The “root cause” question can have important legal and managerial implications, but in the context of engineering one can usually give it any number of arbitrary answers.
“The root cause of most aviation accidents is gravity” says an old proverb (which I invented, but Google led me to similar profound thoughts here).
Just to show how arbitrary the “root cause” assignment can be (and why it is usually subsystem-relative), here is the algorithm often used to do this assignment:
- Find what the problem is
- Examine the and-or tree of “things which might cause this problem to go away”
- Fix the problem by implementing the least disruptive sub-tree (usually one fully contained within the sub-spec owned by you)
- Assign the term “root cause” to the fact that this fix was not there originally
Ziv Binyamini sent me some good comments on this post, (partially) quoted below:
“I think you are making a fundamental progress here related to the realization that “everything is relative”.
Your terminology is not really a suggestion of terminology but rather a journey to show that ALL the terms we are using are kind of wrong or on very shaky grounds once you realize that everything is relative (subsystem vs system etc).
This leads me to believe you should start to suggest the terminology and conceptual framework for a hierarchical world.

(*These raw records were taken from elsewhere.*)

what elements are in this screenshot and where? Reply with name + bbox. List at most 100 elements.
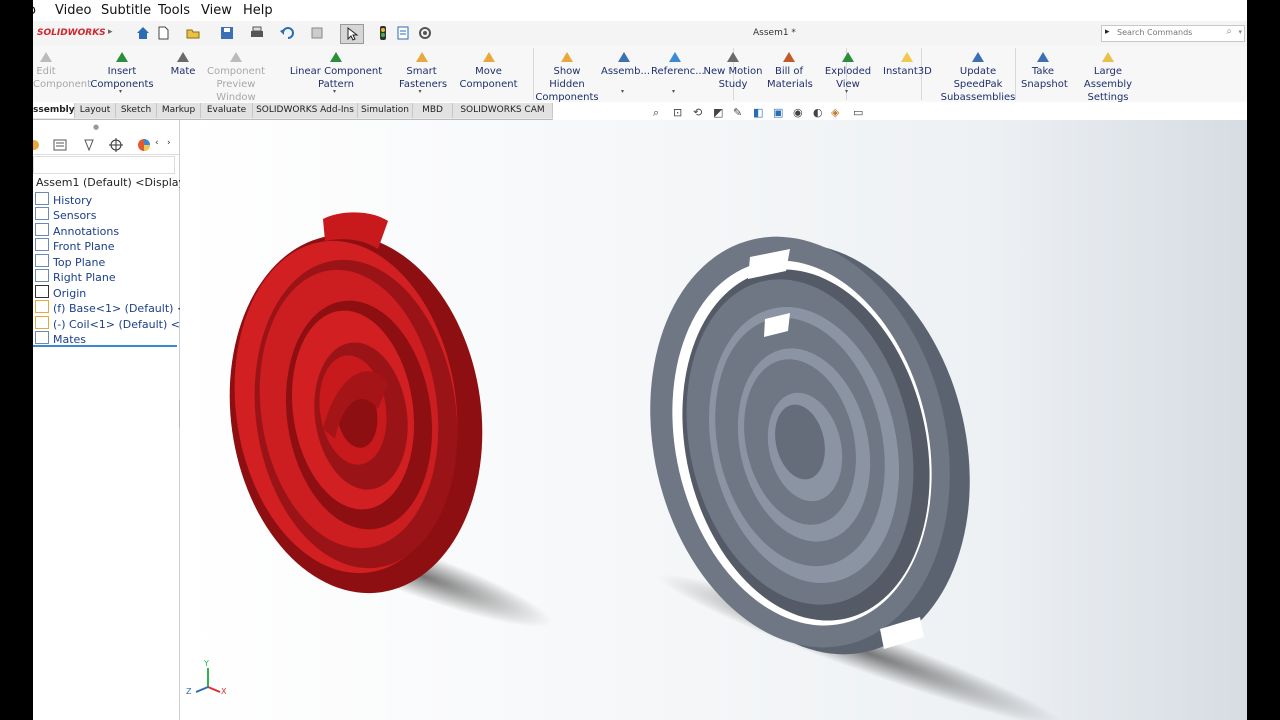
chevron-down-icon[interactable]: ▾ — [419, 85, 422, 98]
open-folder-icon[interactable] — [185, 25, 201, 41]
tree-filter-input[interactable] — [33, 156, 175, 174]
file-properties-icon[interactable] — [395, 25, 411, 41]
tree-item-label: Right Plane — [53, 271, 116, 284]
graphics-area[interactable]: Y Z X — [180, 120, 1247, 720]
command-manager-tabs: ssembly Layout Sketch Markup Evaluate SOLIDWO… — [33, 103, 553, 120]
property-manager-icon[interactable] — [53, 138, 67, 152]
chevron-down-icon[interactable]: ▾ — [119, 85, 122, 98]
view-orientation-icon[interactable]: ◧ — [753, 106, 763, 119]
tree-item-annotations[interactable]: Annotations — [35, 223, 119, 238]
menu-item-view[interactable]: View — [201, 3, 232, 18]
print-icon[interactable] — [249, 25, 265, 41]
tree-item-sensors[interactable]: Sensors — [35, 207, 96, 222]
tree-item-coil-1-default-d[interactable]: (-) Coil<1> (Default) <<D — [35, 316, 198, 331]
display-manager-icon[interactable] — [137, 138, 151, 152]
feature-manager-icon[interactable] — [33, 138, 41, 152]
large-assembly-settings-button[interactable]: Large Assembly Settings — [1070, 46, 1146, 103]
new-document-icon[interactable] — [155, 25, 171, 41]
menu-item-tools[interactable]: Tools — [158, 3, 190, 18]
tree-item-right-plane[interactable]: Right Plane — [35, 269, 116, 284]
panel-grip-icon[interactable]: ● — [93, 123, 99, 131]
tree-item-front-plane[interactable]: Front Plane — [35, 238, 115, 253]
traffic-light-icon[interactable] — [375, 25, 391, 41]
rollback-bar[interactable] — [33, 345, 177, 347]
exploded-view-button[interactable]: Exploded View ▾ — [816, 46, 880, 102]
tab-sketch[interactable]: Sketch — [116, 103, 157, 118]
title-bar: SOLIDWORKS ▸ Assem1 * ▸ Search Commands … — [33, 21, 1247, 47]
dimxpert-icon[interactable] — [109, 138, 123, 152]
chevron-down-icon[interactable]: ▾ — [845, 85, 848, 98]
tree-item-assem1-default-display-st[interactable]: Assem1 (Default) <Display St — [36, 176, 200, 191]
section-view-icon[interactable]: ◩ — [713, 106, 723, 119]
chevron-down-icon[interactable]: ▾ — [333, 85, 336, 98]
large-assembly-settings-label: Large Assembly Settings — [1083, 66, 1133, 103]
mate-button[interactable]: Mate — [169, 46, 197, 102]
insert-components-button[interactable]: Insert Components ▾ — [78, 46, 166, 102]
tree-item-label: Sensors — [53, 209, 97, 222]
instant3d-button[interactable]: Instant3D — [883, 46, 932, 102]
gear-icon[interactable] — [417, 25, 433, 41]
display-style-icon[interactable]: ▣ — [773, 106, 783, 119]
edit-component-icon — [40, 52, 52, 62]
component-preview-window-icon — [230, 52, 242, 62]
zoom-area-icon[interactable]: ⊡ — [673, 106, 682, 119]
menu-item-video[interactable]: Video — [55, 3, 91, 18]
assemb-button[interactable]: Assemb... ▾ — [601, 46, 650, 102]
tab-ssembly[interactable]: ssembly — [33, 103, 75, 118]
bill-of-materials-button[interactable]: Bill of Materials — [767, 46, 813, 102]
tab-simulation[interactable]: Simulation — [358, 103, 413, 118]
tab-markup[interactable]: Markup — [157, 103, 201, 118]
chevron-down-icon[interactable]: ▾ — [672, 85, 675, 98]
move-component-button[interactable]: Move Component — [446, 46, 531, 102]
smart-fasteners-button[interactable]: Smart Fasteners ▾ — [399, 46, 448, 102]
ribbon-separator — [533, 48, 534, 100]
show-hidden-components-button[interactable]: Show Hidden Components — [535, 46, 599, 103]
hide-show-items-icon[interactable]: ◉ — [793, 106, 803, 119]
tree-item-f-base-1-default-d[interactable]: (f) Base<1> (Default) <<D — [35, 300, 204, 315]
menu-item-help[interactable]: Help — [243, 3, 273, 18]
search-commands-field[interactable]: ▸ Search Commands ⌕ ▾ — [1101, 25, 1245, 42]
save-icon[interactable] — [219, 25, 235, 41]
tab-mbd[interactable]: MBD — [413, 103, 453, 118]
chevron-left-icon[interactable]: ‹ — [155, 138, 159, 148]
home-icon[interactable] — [135, 25, 151, 41]
rebuild-icon[interactable] — [309, 25, 325, 41]
chevron-down-icon[interactable]: ▾ — [1238, 28, 1242, 36]
show-hidden-components-icon — [561, 52, 573, 62]
chevron-down-icon[interactable]: ▾ — [621, 85, 624, 98]
tab-evaluate[interactable]: Evaluate — [201, 103, 253, 118]
tab-solidworks-cam[interactable]: SOLIDWORKS CAM — [453, 103, 553, 118]
configuration-manager-icon[interactable] — [82, 138, 96, 152]
take-snapshot-button[interactable]: Take Snapshot — [1021, 46, 1068, 102]
command-manager-ribbon: Edit Component Insert Components ▾ Mate Comp… — [33, 46, 1247, 103]
tree-item-top-plane[interactable]: Top Plane — [35, 254, 105, 269]
edit-appearance-icon[interactable]: ◐ — [813, 106, 823, 119]
new-motion-study-button[interactable]: New Motion Study — [701, 46, 765, 102]
update-speedpak-subassemblies-button[interactable]: Update SpeedPak Subassemblies — [938, 46, 1018, 103]
referenc-button[interactable]: Referenc... ▾ — [651, 46, 705, 102]
edit-component-button[interactable]: Edit Component — [33, 46, 91, 102]
zoom-to-fit-icon[interactable]: ⌕ — [653, 106, 659, 120]
dynamic-annotation-icon[interactable]: ✎ — [733, 106, 742, 119]
tree-item-origin[interactable]: Origin — [35, 285, 86, 300]
tab-solidworks-add-ins[interactable]: SOLIDWORKS Add-Ins — [253, 103, 358, 118]
logo-expand-arrow-icon[interactable]: ▸ — [108, 27, 113, 37]
component-preview-window-button[interactable]: Component Preview Window — [198, 46, 274, 103]
menu-item-o[interactable]: o — [33, 3, 36, 18]
undo-icon[interactable] — [279, 25, 295, 41]
tab-layout[interactable]: Layout — [75, 103, 116, 118]
apply-scene-icon[interactable]: ◈ — [831, 106, 839, 119]
view-settings-icon[interactable]: ▭ — [853, 106, 863, 119]
smart-fasteners-label: Smart Fasteners — [399, 66, 448, 90]
previous-view-icon[interactable]: ⟲ — [693, 106, 702, 119]
document-title: Assem1 * — [753, 28, 796, 38]
take-snapshot-label: Take Snapshot — [1021, 66, 1068, 90]
tree-item-mates[interactable]: Mates — [35, 331, 86, 346]
tree-item-history[interactable]: History — [35, 192, 92, 207]
part-icon — [35, 316, 49, 329]
chevron-right-icon[interactable]: › — [167, 138, 171, 148]
menu-item-subtitle[interactable]: Subtitle — [101, 3, 151, 18]
search-icon[interactable]: ⌕ — [1226, 26, 1232, 37]
select-tool-button[interactable] — [340, 24, 364, 44]
linear-component-pattern-button[interactable]: Linear Component Pattern ▾ — [276, 46, 396, 102]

And obviously supporting a hierarchical framework for system verification is a key requirement.
…
– “Spec / requirement bugs … occur when the spec for a subsystem does not take into account some higher-level, full-system requirements.”. … I guess if you said ““Spec / requirement bugs … occur when the spec for the collective set of subsystems does not guarantee some higher-level, full-system requirements.” The two changes I made:
o A single subsystem many times cannot meet the higher level requirement. Many times the only way to meet is a combination of subsystems specs and some “protocol” of how they together meet the requirement. This collective of all subsystems
o “does not take into account” – well in most cases they did try to take into account it just that they did not do it complete enough. So in the end the spec failed to guarantee the high level requirements.

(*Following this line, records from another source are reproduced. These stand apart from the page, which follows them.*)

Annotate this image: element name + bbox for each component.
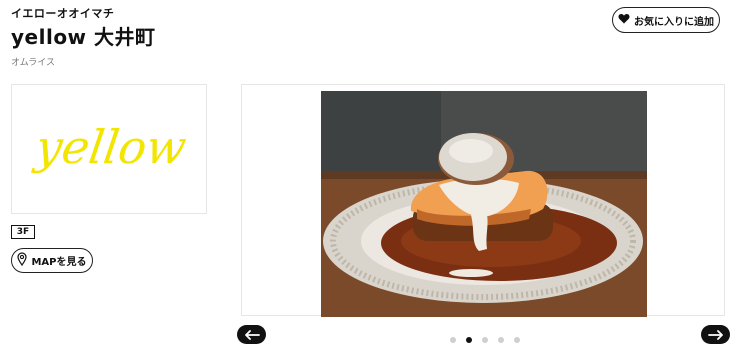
next-slide-button[interactable] bbox=[701, 325, 730, 344]
carousel-dot-4[interactable] bbox=[498, 337, 504, 343]
shop-title: yellow 大井町 bbox=[11, 25, 156, 49]
view-map-label: MAPを見る bbox=[31, 257, 87, 268]
carousel-photo[interactable] bbox=[321, 91, 647, 317]
carousel-pagination bbox=[450, 337, 520, 343]
view-map-button[interactable]: MAPを見る bbox=[11, 248, 93, 273]
shop-logo: yellow bbox=[11, 84, 207, 214]
add-favorite-label: お気に入りに追加 bbox=[634, 16, 714, 28]
arrow-left-icon bbox=[244, 325, 260, 344]
previous-slide-button[interactable] bbox=[237, 325, 266, 344]
shop-logo-text: yellow bbox=[30, 120, 189, 174]
shop-kana-name: イエローオオイマチ bbox=[11, 7, 115, 20]
carousel-dot-3[interactable] bbox=[482, 337, 488, 343]
shop-logo-wordmark: yellow bbox=[30, 120, 189, 174]
add-favorite-button[interactable]: お気に入りに追加 bbox=[612, 7, 720, 33]
carousel-dot-2[interactable] bbox=[466, 337, 472, 343]
map-pin-icon bbox=[17, 252, 28, 269]
photo-carousel bbox=[241, 84, 725, 317]
floor-badge: 3F bbox=[11, 225, 35, 239]
arrow-right-icon bbox=[707, 325, 724, 344]
carousel-dot-1[interactable] bbox=[450, 337, 456, 343]
heart-icon bbox=[618, 13, 630, 27]
shop-category: オムライス bbox=[11, 58, 56, 68]
carousel-dot-5[interactable] bbox=[514, 337, 520, 343]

– Verification vs validation – very good observation about the hierarchical nature but you ended up making observation and not suggesting a fixed terminology. So in your hierarchical subsystem framework what terminology are you suggesting?
– Perf vs functional. Again very good observation on both sides. What I would conclude is that in general bugs are bugs are bugs. Whether they are “functional” or “performance” they cause the system not to behave according to some higher level requirement. Same for power.
– Conceptual bugs: Right. Usually a certain subsystem was not design with this requirement in mind (even though it was always there , and addressing this new requirement will cost a lot since it requires a change in the subsystem architecture itself.”